Pensando bem, “também Deus lhe parece um rival, um rival particularmente perigoso,
que quereria privar os homens do seu espaço vital, da sua autonomia, do seu poder”. “Deveríamos
interrogar-nos se não existirá também em nós algo de Herodes. Porventura também nós
por vezes vemos Deus como uma espécie de rival? Porventura também nós somos cegos
em face dos seus sinais, surdos às suas palavras, porque pensamos que ele põe limites
à nossa vida e não nos deixa dispor da existência a nosso bel prazer?(…) Precisamos
de tirar da nossa mente e do nosso coração a ideia de rivalidade, a ideia de que dar
espaço a Deus é um limite para nós próprios. Temos que nos abrir à certeza de que
Deus é o amor omnipotente que não retira nada, não ameaça, pelo contrário, é o Único
capaz de nos oferecer a possibilidade de viver em plenitude, de experimentar a verdadeira
alegria” . Para além de Herodes, os Magos confrontam-se com “os estudiosos, os
teólogos, os que sabem tudo sobre as Sagradas Escrituras, que conhecem todas as interpretações
possíveis, que são capazes de citar de cor todas as passagens e que portanto são uma
preciosa ajuda para quem quer percorrer o caminho de Deus”. Por vezes para estes especialistas,
“as Escrituras tornam-se como uma espécie de atlas a ler com curiosidade, um conjunto
de palavras e conceitos a examinar e sobre os quais discutir doutamente”… Vale a pena,
aqui também, que nos interroguemos: “Não há também em nós a tentação de considerar
as Sagradas Escrituras, este tesouro riquíssimo e vital para a fé da Igreja, mais
como objecto de estudo e discussão para especialistas, do que como o Livro que nos
indica o caminho para chegar à vida? Como indiquei na Exortação apostólica “Verbum
Domini”, penso que deveria nascer em nós, sempre de novo, a disposição profunda de
ver a palavra da Bíblia, lida na tradição viva da Igreja, como a verdade que nos diz
o que é o homem e como se pode realizar plenamente, a verdade que é o caminho a percorrer
dia a dia, juntamente com os outros, se queremos construir a nossa existência sobre
a rocha e não sobre a areia.” Finalmente, os Magos deixam-se guiar por uma estrela.
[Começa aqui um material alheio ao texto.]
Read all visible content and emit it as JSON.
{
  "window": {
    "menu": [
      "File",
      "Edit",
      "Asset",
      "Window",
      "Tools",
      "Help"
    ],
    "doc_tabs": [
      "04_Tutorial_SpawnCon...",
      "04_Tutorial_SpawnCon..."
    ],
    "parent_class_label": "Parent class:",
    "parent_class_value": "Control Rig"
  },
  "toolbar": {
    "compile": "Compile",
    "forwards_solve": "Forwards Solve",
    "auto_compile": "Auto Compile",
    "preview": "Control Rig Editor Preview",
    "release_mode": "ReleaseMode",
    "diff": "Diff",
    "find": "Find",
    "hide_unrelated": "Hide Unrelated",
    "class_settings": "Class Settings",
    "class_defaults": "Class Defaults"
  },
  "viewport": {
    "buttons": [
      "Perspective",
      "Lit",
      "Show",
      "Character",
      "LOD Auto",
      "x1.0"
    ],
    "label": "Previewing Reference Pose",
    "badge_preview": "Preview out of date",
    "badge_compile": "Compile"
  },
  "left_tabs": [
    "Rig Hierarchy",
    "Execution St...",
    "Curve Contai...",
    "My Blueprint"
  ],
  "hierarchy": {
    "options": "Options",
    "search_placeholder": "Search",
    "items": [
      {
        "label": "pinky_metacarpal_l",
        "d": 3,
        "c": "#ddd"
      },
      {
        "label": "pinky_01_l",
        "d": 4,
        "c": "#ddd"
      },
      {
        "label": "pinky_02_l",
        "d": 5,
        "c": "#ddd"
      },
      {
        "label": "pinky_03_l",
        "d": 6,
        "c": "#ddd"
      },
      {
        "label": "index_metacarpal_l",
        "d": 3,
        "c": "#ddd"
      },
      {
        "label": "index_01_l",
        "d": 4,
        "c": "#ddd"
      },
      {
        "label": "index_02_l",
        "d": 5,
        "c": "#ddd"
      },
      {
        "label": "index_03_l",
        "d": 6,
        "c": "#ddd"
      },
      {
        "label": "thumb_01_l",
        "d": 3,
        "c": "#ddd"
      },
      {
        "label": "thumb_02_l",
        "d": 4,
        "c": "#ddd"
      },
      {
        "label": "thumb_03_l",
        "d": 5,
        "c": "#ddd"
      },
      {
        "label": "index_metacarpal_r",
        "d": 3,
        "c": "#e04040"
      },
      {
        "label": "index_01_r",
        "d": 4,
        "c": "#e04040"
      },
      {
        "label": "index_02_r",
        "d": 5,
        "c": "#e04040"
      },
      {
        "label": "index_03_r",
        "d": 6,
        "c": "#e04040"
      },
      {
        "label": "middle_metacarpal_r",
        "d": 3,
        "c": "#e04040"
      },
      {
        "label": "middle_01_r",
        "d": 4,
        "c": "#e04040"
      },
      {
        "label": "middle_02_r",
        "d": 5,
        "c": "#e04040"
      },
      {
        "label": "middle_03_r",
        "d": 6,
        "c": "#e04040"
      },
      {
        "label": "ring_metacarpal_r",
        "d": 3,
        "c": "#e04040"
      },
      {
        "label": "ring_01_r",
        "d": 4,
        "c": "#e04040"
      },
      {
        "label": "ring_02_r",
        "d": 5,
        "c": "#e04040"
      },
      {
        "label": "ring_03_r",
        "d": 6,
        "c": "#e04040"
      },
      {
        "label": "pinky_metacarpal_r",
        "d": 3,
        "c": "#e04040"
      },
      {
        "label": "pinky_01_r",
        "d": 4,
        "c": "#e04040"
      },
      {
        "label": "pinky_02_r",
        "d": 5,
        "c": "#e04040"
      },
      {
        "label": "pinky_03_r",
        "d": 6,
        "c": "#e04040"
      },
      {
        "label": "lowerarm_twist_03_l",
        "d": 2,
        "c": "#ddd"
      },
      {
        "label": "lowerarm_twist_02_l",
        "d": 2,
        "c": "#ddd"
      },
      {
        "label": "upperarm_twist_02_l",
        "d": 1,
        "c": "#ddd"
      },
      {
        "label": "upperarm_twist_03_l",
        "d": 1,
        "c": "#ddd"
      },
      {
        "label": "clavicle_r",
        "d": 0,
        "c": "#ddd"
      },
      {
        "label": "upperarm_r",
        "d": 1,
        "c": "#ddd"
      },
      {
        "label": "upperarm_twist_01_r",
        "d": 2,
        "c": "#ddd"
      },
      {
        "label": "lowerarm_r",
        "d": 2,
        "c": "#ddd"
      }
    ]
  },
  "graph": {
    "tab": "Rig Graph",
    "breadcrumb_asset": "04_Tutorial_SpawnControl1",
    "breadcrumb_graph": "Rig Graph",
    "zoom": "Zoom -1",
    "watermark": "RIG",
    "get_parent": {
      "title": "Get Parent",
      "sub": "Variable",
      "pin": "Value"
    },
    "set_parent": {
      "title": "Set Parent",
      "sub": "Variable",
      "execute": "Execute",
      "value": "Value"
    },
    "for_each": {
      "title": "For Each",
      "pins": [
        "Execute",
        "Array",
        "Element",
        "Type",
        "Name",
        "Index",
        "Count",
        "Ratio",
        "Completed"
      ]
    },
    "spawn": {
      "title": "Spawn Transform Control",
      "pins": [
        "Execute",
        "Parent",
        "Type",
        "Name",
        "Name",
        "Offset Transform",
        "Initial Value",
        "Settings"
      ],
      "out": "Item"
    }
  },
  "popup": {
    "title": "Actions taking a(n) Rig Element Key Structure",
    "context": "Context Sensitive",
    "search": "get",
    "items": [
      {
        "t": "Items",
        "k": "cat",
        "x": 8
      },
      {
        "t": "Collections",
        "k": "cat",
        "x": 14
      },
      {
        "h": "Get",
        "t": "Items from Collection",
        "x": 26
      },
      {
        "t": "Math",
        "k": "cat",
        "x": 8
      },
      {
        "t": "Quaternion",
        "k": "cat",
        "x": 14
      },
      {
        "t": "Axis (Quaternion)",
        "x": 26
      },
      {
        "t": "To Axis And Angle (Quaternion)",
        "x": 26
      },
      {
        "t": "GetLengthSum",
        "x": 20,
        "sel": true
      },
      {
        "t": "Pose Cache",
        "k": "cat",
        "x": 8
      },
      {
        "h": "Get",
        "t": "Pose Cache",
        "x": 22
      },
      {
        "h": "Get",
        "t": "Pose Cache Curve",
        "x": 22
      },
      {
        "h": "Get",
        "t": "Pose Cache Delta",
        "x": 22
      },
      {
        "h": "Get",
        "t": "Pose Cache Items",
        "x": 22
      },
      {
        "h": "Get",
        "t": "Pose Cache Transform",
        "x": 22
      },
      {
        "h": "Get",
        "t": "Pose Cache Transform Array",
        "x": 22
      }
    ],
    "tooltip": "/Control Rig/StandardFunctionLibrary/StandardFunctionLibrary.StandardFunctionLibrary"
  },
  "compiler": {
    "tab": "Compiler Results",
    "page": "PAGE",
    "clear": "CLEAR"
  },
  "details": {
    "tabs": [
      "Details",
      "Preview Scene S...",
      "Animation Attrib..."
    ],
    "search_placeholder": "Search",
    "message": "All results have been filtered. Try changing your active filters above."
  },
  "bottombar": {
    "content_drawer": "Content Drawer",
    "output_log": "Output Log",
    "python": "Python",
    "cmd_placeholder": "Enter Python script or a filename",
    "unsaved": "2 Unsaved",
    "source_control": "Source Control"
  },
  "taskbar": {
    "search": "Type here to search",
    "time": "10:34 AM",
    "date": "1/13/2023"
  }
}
Que quer isso dizer? “Aqueles homens procuravam as marcas de Deus; procuravam
ler a sua “marca” na criação; sabiam que ‘os céus narram a glória de Deus’; ou seja,
tinham a certeza de que Deus pode ser vislumbrado na criação. Mas como homens sapientes,
sabiam também que não é com um telescópio qualquer , mas com os olhos profundos da
razão à busca do sentido último da realidade e com o desejo de Deus animado pela fé,
que é possível encontrá-lo, mais ainda, que se torna possível que Deus se aproxime
de nós… Na beleza do mundo, no seu mistério, na sua grandeza e na sua racionalidade
não podemos deixar de ler a racionalidade eterna e não podemos senão deixar-nos guiar
por ela até ao Deus único, criador do céu e da terra”. É quando deixam o palácio
de Herodes, que os Magos acabam por ser conduzidos até ao Menino. Afinal, não era
no palácio real, na corte de Jerusalém, que se encontrava o novo Rei que eles procuravam… “Tiveram
que constatar que aquele recém-nascido não se encontrava nos lugares do poder e da
cultura, embora nesses lugares fossem fornecidas preciosas informações sobre ele.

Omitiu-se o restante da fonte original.